10th AIChE Southwest Process Technology Conference

(8l) Integrated Scheduling of Refinery Production and Pipeline-based Multi-oil Product Distribution

Authors

Yu, L. - Presenter, Lamar University
Xu, Q., Lamar University
Refinery production and product distribution systems are two critical sectors and highly correlated in the entire refinery supply chain. If they were simultaneously scheduled in an integrated way, it could not only increase the industrial profitability, but also reduce the management risks for both sectors. For instances, based on stable supplies of oil products from refineries, inventories of distribution center could be kept in reasonable lower levels to reduce the inventory cost; meanwhile, based on a reliable demand from distribution center, the refinery plant could avoid unnecessary overproductions. Therefore, refinery production and product distribution should and could be optimally integrated if at any possibility. Certainly, such simultaneous scheduling work presents a big challenge.

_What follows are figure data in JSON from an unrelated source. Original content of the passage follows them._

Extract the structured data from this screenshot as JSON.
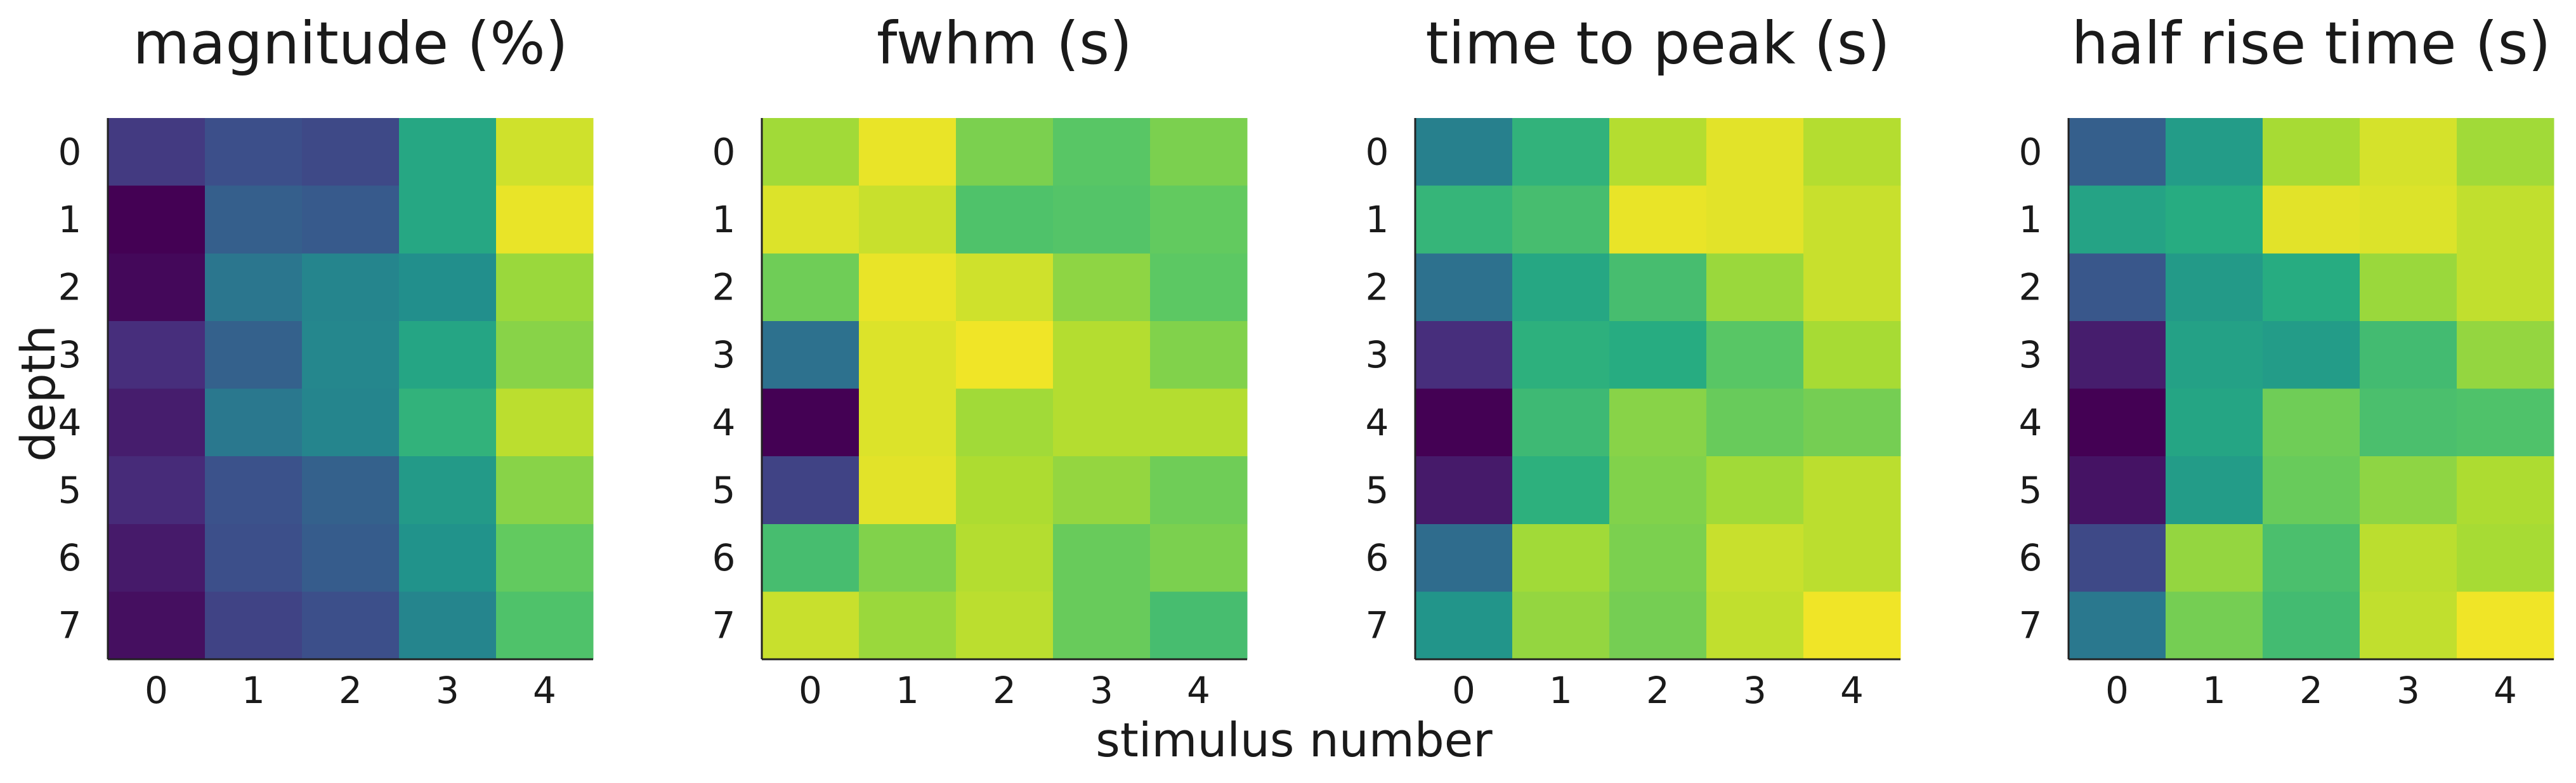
{
  "figure": {
    "xlabel": "stimulus number",
    "ylabel": "depth",
    "colormap": "viridis"
  },
  "chart_data": [
    {
      "type": "heatmap",
      "title": "magnitude (%)",
      "x": [
        0,
        1,
        2,
        3,
        4
      ],
      "y": [
        0,
        1,
        2,
        3,
        4,
        5,
        6,
        7
      ],
      "values": [
        [
          0.17,
          0.24,
          0.22,
          0.6,
          0.93
        ],
        [
          0.0,
          0.3,
          0.28,
          0.6,
          0.97
        ],
        [
          0.02,
          0.39,
          0.45,
          0.49,
          0.85
        ],
        [
          0.13,
          0.31,
          0.46,
          0.59,
          0.82
        ],
        [
          0.08,
          0.4,
          0.45,
          0.65,
          0.9
        ],
        [
          0.12,
          0.25,
          0.31,
          0.54,
          0.82
        ],
        [
          0.07,
          0.24,
          0.29,
          0.51,
          0.76
        ],
        [
          0.04,
          0.2,
          0.24,
          0.45,
          0.72
        ]
      ],
      "xticks": [
        "0",
        "1",
        "2",
        "3",
        "4"
      ],
      "yticks": [
        "0",
        "1",
        "2",
        "3",
        "4",
        "5",
        "6",
        "7"
      ]
    },
    {
      "type": "heatmap",
      "title": "fwhm (s)",
      "x": [
        0,
        1,
        2,
        3,
        4
      ],
      "y": [
        0,
        1,
        2,
        3,
        4,
        5,
        6,
        7
      ],
      "values": [
        [
          0.86,
          0.97,
          0.8,
          0.74,
          0.8
        ],
        [
          0.95,
          0.92,
          0.72,
          0.73,
          0.76
        ],
        [
          0.78,
          0.97,
          0.93,
          0.83,
          0.75
        ],
        [
          0.37,
          0.95,
          0.98,
          0.89,
          0.81
        ],
        [
          0.0,
          0.95,
          0.86,
          0.89,
          0.89
        ],
        [
          0.2,
          0.96,
          0.88,
          0.84,
          0.78
        ],
        [
          0.7,
          0.81,
          0.89,
          0.77,
          0.8
        ],
        [
          0.92,
          0.85,
          0.9,
          0.77,
          0.7
        ]
      ],
      "xticks": [
        "0",
        "1",
        "2",
        "3",
        "4"
      ],
      "yticks": [
        "0",
        "1",
        "2",
        "3",
        "4",
        "5",
        "6",
        "7"
      ]
    },
    {
      "type": "heatmap",
      "title": "time to peak (s)",
      "x": [
        0,
        1,
        2,
        3,
        4
      ],
      "y": [
        0,
        1,
        2,
        3,
        4,
        5,
        6,
        7
      ],
      "values": [
        [
          0.43,
          0.65,
          0.89,
          0.96,
          0.89
        ],
        [
          0.66,
          0.7,
          0.97,
          0.96,
          0.92
        ],
        [
          0.37,
          0.6,
          0.7,
          0.85,
          0.92
        ],
        [
          0.13,
          0.64,
          0.62,
          0.74,
          0.87
        ],
        [
          0.0,
          0.68,
          0.82,
          0.77,
          0.79
        ],
        [
          0.07,
          0.64,
          0.81,
          0.86,
          0.9
        ],
        [
          0.35,
          0.86,
          0.8,
          0.92,
          0.9
        ],
        [
          0.52,
          0.84,
          0.79,
          0.91,
          0.98
        ]
      ],
      "xticks": [
        "0",
        "1",
        "2",
        "3",
        "4"
      ],
      "yticks": [
        "0",
        "1",
        "2",
        "3",
        "4",
        "5",
        "6",
        "7"
      ]
    },
    {
      "type": "heatmap",
      "title": "half rise time (s)",
      "x": [
        0,
        1,
        2,
        3,
        4
      ],
      "y": [
        0,
        1,
        2,
        3,
        4,
        5,
        6,
        7
      ],
      "values": [
        [
          0.3,
          0.55,
          0.87,
          0.94,
          0.86
        ],
        [
          0.58,
          0.62,
          0.96,
          0.95,
          0.91
        ],
        [
          0.27,
          0.54,
          0.62,
          0.85,
          0.91
        ],
        [
          0.08,
          0.57,
          0.55,
          0.69,
          0.84
        ],
        [
          0.0,
          0.59,
          0.78,
          0.71,
          0.72
        ],
        [
          0.05,
          0.55,
          0.77,
          0.83,
          0.88
        ],
        [
          0.22,
          0.84,
          0.71,
          0.9,
          0.87
        ],
        [
          0.4,
          0.79,
          0.69,
          0.91,
          0.98
        ]
      ],
      "xticks": [
        "0",
        "1",
        "2",
        "3",
        "4"
      ],
      "yticks": [
        "0",
        "1",
        "2",
        "3",
        "4",
        "5",
        "6",
        "7"
      ]
    }
  ]
}
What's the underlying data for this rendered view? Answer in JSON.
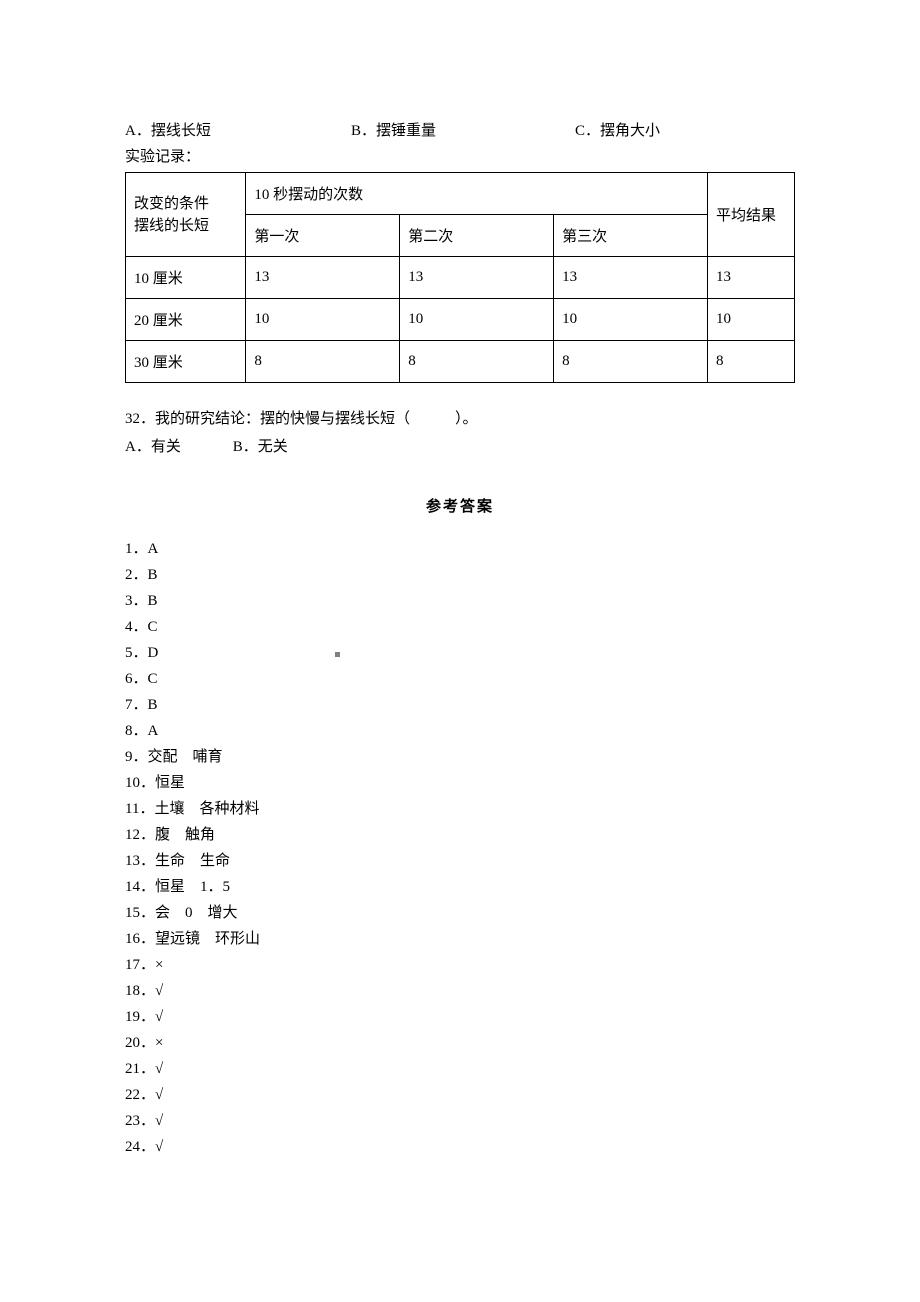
{
  "options": {
    "a": "A．摆线长短",
    "b": "B．摆锤重量",
    "c": "C．摆角大小"
  },
  "record_label": "实验记录：",
  "table": {
    "header_left_line1": "改变的条件",
    "header_left_line2": "摆线的长短",
    "header_top": "10 秒摆动的次数",
    "header_avg": "平均结果",
    "sub_headers": [
      "第一次",
      "第二次",
      "第三次"
    ],
    "rows": [
      {
        "label": "10 厘米",
        "v1": "13",
        "v2": "13",
        "v3": "13",
        "avg": "13"
      },
      {
        "label": "20 厘米",
        "v1": "10",
        "v2": "10",
        "v3": "10",
        "avg": "10"
      },
      {
        "label": "30 厘米",
        "v1": "8",
        "v2": "8",
        "v3": "8",
        "avg": "8"
      }
    ]
  },
  "question32": {
    "text": "32．我的研究结论：摆的快慢与摆线长短（　　　）。",
    "opt_a": "A．有关",
    "opt_b": "B．无关"
  },
  "answers_title": "参考答案",
  "answers": [
    "1．A",
    "2．B",
    "3．B",
    "4．C",
    "5．D",
    "6．C",
    "7．B",
    "8．A",
    "9．交配　哺育",
    "10．恒星",
    "11．土壤　各种材料",
    "12．腹　触角",
    "13．生命　生命",
    "14．恒星　1．5",
    "15．会　0　增大",
    "16．望远镜　环形山",
    "17．×",
    "18．√",
    "19．√",
    "20．×",
    "21．√",
    "22．√",
    "23．√",
    "24．√"
  ]
}
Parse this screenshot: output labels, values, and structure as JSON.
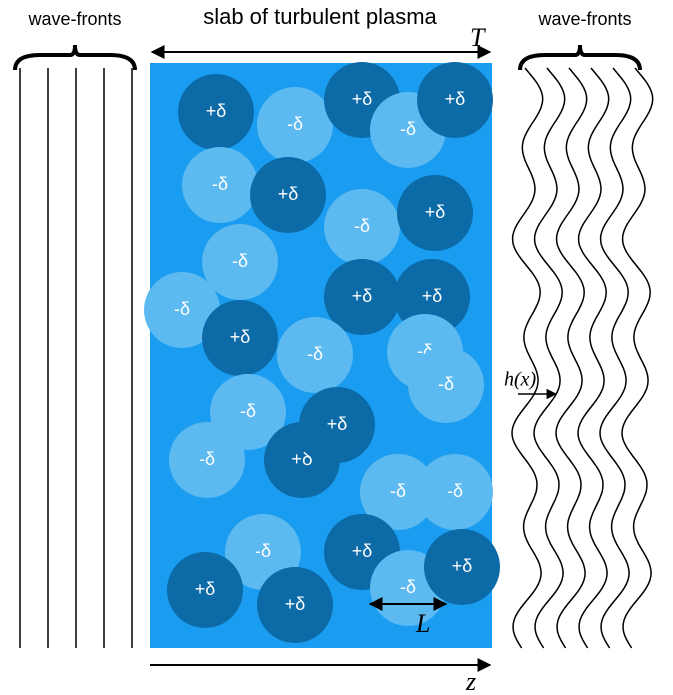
{
  "header": {
    "left_label": "wave-fronts",
    "title": "slab of turbulent plasma",
    "right_label": "wave-fronts"
  },
  "symbols": {
    "T": "T",
    "h": "h(x)",
    "L": "L",
    "z": "z"
  },
  "slab": {
    "color": "#1a9cf0"
  },
  "blobs": [
    {
      "label": "+δ",
      "color": "#0c6aa7"
    },
    {
      "label": "-δ",
      "color": "#5cbaf0"
    },
    {
      "label": "+δ",
      "color": "#0c6aa7"
    },
    {
      "label": "-δ",
      "color": "#5cbaf0"
    },
    {
      "label": "+δ",
      "color": "#0c6aa7"
    },
    {
      "label": "-δ",
      "color": "#5cbaf0"
    },
    {
      "label": "+δ",
      "color": "#0c6aa7"
    },
    {
      "label": "-δ",
      "color": "#5cbaf0"
    },
    {
      "label": "+δ",
      "color": "#0c6aa7"
    },
    {
      "label": "-δ",
      "color": "#5cbaf0"
    },
    {
      "label": "+δ",
      "color": "#0c6aa7"
    },
    {
      "label": "+δ",
      "color": "#0c6aa7"
    },
    {
      "label": "-δ",
      "color": "#5cbaf0"
    },
    {
      "label": "+δ",
      "color": "#0c6aa7"
    },
    {
      "label": "-δ",
      "color": "#5cbaf0"
    },
    {
      "label": "-δ",
      "color": "#5cbaf0"
    },
    {
      "label": "-δ",
      "color": "#5cbaf0"
    },
    {
      "label": "+δ",
      "color": "#0c6aa7"
    },
    {
      "label": "-δ",
      "color": "#5cbaf0"
    },
    {
      "label": "-δ",
      "color": "#5cbaf0"
    },
    {
      "label": "+ꝺ",
      "color": "#0c6aa7"
    },
    {
      "label": "-δ",
      "color": "#5cbaf0"
    },
    {
      "label": "-δ",
      "color": "#5cbaf0"
    },
    {
      "label": "-δ",
      "color": "#5cbaf0"
    },
    {
      "label": "+δ",
      "color": "#0c6aa7"
    },
    {
      "label": "-δ",
      "color": "#5cbaf0"
    },
    {
      "label": "+δ",
      "color": "#0c6aa7"
    },
    {
      "label": "+δ",
      "color": "#0c6aa7"
    },
    {
      "label": "+δ",
      "color": "#0c6aa7"
    }
  ]
}
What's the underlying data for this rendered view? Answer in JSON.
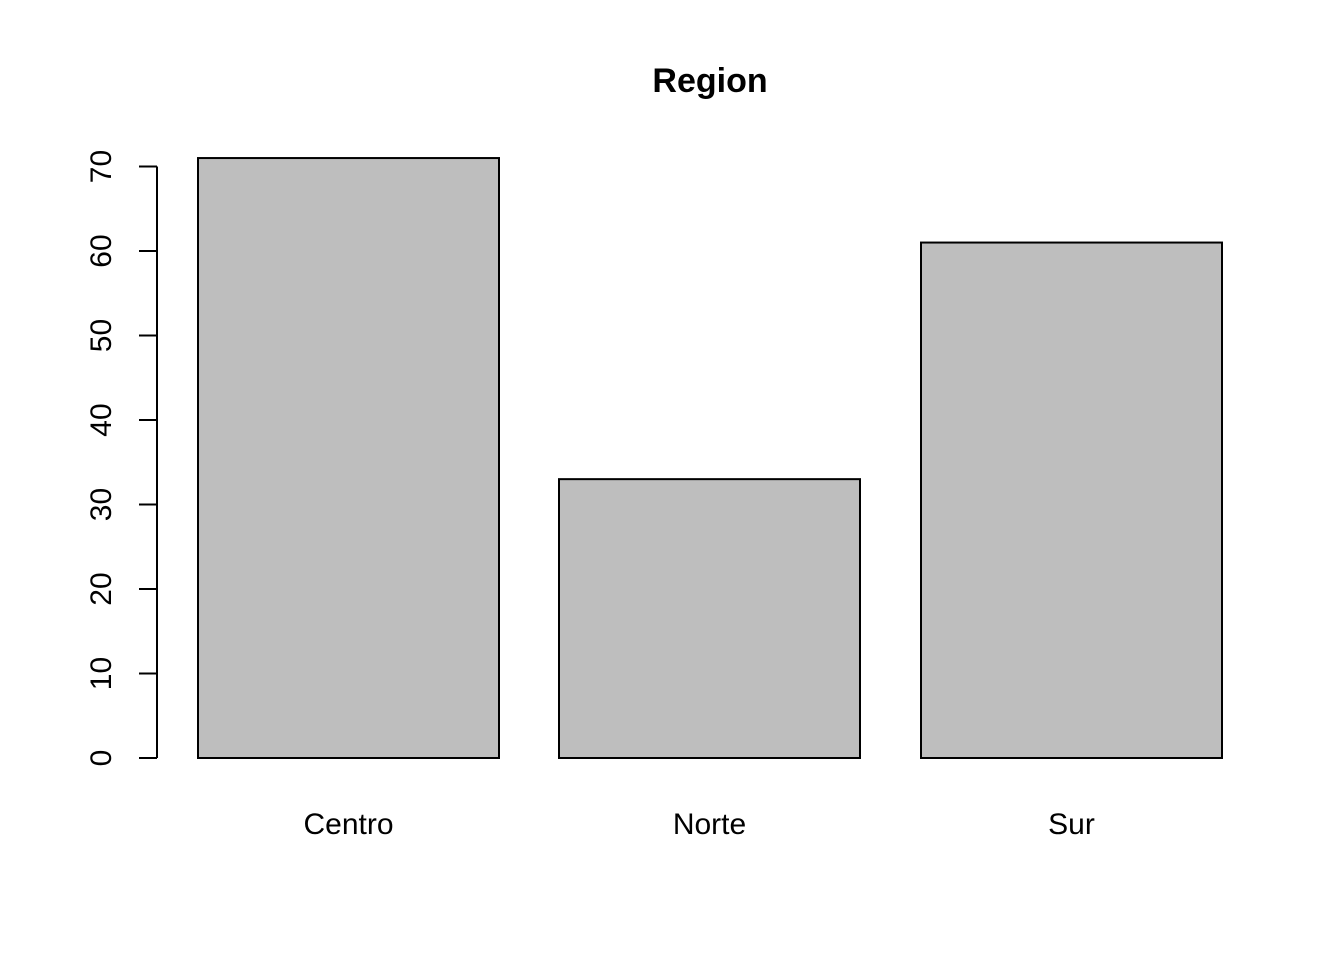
{
  "chart_data": {
    "type": "bar",
    "title": "Region",
    "xlabel": "",
    "ylabel": "",
    "categories": [
      "Centro",
      "Norte",
      "Sur"
    ],
    "values": [
      71,
      33,
      61
    ],
    "ylim": [
      0,
      71
    ],
    "yticks": [
      0,
      10,
      20,
      30,
      40,
      50,
      60,
      70
    ],
    "bar_color": "#bebebe",
    "grid": false
  }
}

Existing publications either focused on the strategic and tactical decision level for the upstream and midstream, or, sequentially or simply considered the scheduling problem with a discrete framework. However, there is still a lack of the systematic and integrated study dealing with a detailed continuous-time and continuous-slot scheduling with long-distance pipeline system. In this study, a continuous-time based integrated MINLP model is developed to optimize the scheduling of both refinery manufacturing operation and multi-oil product distribution. The general objective is to maximize the total profit; meanwhile, operation and product specifications, inventory limits, transportation constraints and production demands should be satisfied. The scope of this modeling work includes two main parts: refinery and long-distance pipeline distribution parts. The refinery part includes crude distillation, reforming, cracking, hydrotreating, blending, gas processing, and sulfur recovering facilities. The long-distance pipeline distribution part connecting the refinery plant and multiple depots, which send out multi-oil product to local consumer markets. Each depot contains various oil-product storage tanks and mixing tanks dedicated to hold pure products and mixtures respectively. Important operating features such as feed and product blending, multiple depots receiving oil product simultaneously, brine settling time, and interface mixing between two kinds of products inside pipeline have been fully modelled or constrained. The efficacy of the developed integrated scheduling model is demonstrated by a detailed case study.